One possibility is a "draft", the simplest kind of documentary collection. A draft is a demand for payment, kind of like the reverse of a check. Drafts in international trade are documentary, that is, there are documents attached to the draft, when the draft is paid the person who pays gets the documents. Drafts are classified according to their tenor, or time of payment such as sight, time or date. Sight means pay when presented, while time or date mean payment at some future date or number of days. Here's how the process works, when the shipment is made the documents are attached to the draft and sent to a bank in the buyer's country, usually a bank specified by the buyer. The documents usually include the transport document (bill of lading or air waybill), the commercial invoice, the packing list, and other possible items. The bank then calls the buyer, and when the buyer pays the sight draft or agrees to pay the time or date draft, the bank gives the buyer the attached documents. The buyer or his customs broker then uses the documents to make customs entry of the goods.

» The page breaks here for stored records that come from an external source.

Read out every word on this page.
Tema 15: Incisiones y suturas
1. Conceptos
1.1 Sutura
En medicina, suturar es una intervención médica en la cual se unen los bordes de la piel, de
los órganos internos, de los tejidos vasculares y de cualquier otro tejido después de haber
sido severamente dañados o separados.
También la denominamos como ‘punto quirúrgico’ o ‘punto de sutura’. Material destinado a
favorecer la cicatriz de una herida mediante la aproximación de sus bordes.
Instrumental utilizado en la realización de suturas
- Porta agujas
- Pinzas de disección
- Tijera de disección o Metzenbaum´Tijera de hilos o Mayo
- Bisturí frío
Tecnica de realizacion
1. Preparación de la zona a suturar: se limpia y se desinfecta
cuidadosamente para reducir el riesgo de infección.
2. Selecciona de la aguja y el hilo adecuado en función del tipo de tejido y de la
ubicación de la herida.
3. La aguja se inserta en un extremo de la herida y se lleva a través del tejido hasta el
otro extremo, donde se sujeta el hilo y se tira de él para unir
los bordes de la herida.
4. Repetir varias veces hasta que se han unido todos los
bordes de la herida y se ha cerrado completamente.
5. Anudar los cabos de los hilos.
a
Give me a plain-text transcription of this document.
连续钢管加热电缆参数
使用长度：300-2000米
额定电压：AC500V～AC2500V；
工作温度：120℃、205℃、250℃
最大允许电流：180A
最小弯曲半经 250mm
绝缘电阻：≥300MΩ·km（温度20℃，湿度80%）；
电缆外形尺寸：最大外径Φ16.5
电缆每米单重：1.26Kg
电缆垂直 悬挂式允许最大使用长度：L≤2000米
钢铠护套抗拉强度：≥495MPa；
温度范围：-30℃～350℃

PRACTICAL CONSIDERATIONS FOR COMMON INCOTERMS

E terms (EXW)

Pro:

  1. Requires least amount of work by exporter.
  2. Exporter not responsible for poor carrier performance.
  3. Less information needed in order to do quotes.

Con:

  1. Seller must deal with buyer's selected forwarder/carrier. No local office, poor command of English, questionable expertise.
  2. More trucks at shipping dock for pickups.
  3. Not recommended for shipments involving documentary collection of funds (Drafts, Letters of Credit) because buyer's selected agent must prepare transport document.
  4. No assurance of proper export clearance.

F terms (FCA,FOB)

Pro:

  1. Shipper controls how/when goods leave plant.
  2. Buyer still selects "main" carrier.
  3. Still relatively easy to do quotes.

Con:

  1. Seller must deal with buyer's selected main carrier.
  2. Not recommended for shipments involving documentary collection of funds (Drafts, Letters of Credit) because buyer's selected agent must prepare transport document
  3. No assurance of proper export clearance.
  4. Named port/airport may not be same as quoted and involve extra expense to transport.

C terms (CFR,CIF,CPT,CIP)

Pro:

  1. Seller selects forwarder/carrier.
  2. Possible reduction of transport costs due to seller's buying power or negotiation skills.
  3. Seller maintains more control over shipment and documents.
  4. More control over export clearance.

Con:

  1. Shipping weights and dimensions must be known at time of quote in order to be accurate.
  2. Shipping prices may change between quote and shipment.
  3. Poor carrier performance will reflect on seller's judgment.
  4. Shipper must provide insurance (CIF,CIP)

D terms (DDU,DDP)

Pro:

  1. Less work for buyer.
  2. Shipper maintains more control.
  3. Shipper may designate acceptable charges (VAT paid/unpaid)

Con:

  1. Seller must know overseas charges in advance to provide accurate quote.
  2. Carrier/forwarder may not be able to invoice all charges at time of shipment.
  3. Duty/Tax estimates (DDP terms) may be wrong if classification not accepted by customs in destination country.
  4. Forwarder/broker overseas may "pad" charges when providing estimate.
  5. Forwarder/broker is less motivated to provide prompt service and reasonable prices for unknown overseas client than for customer in his country.
  6. More exposure to currency fluctuations.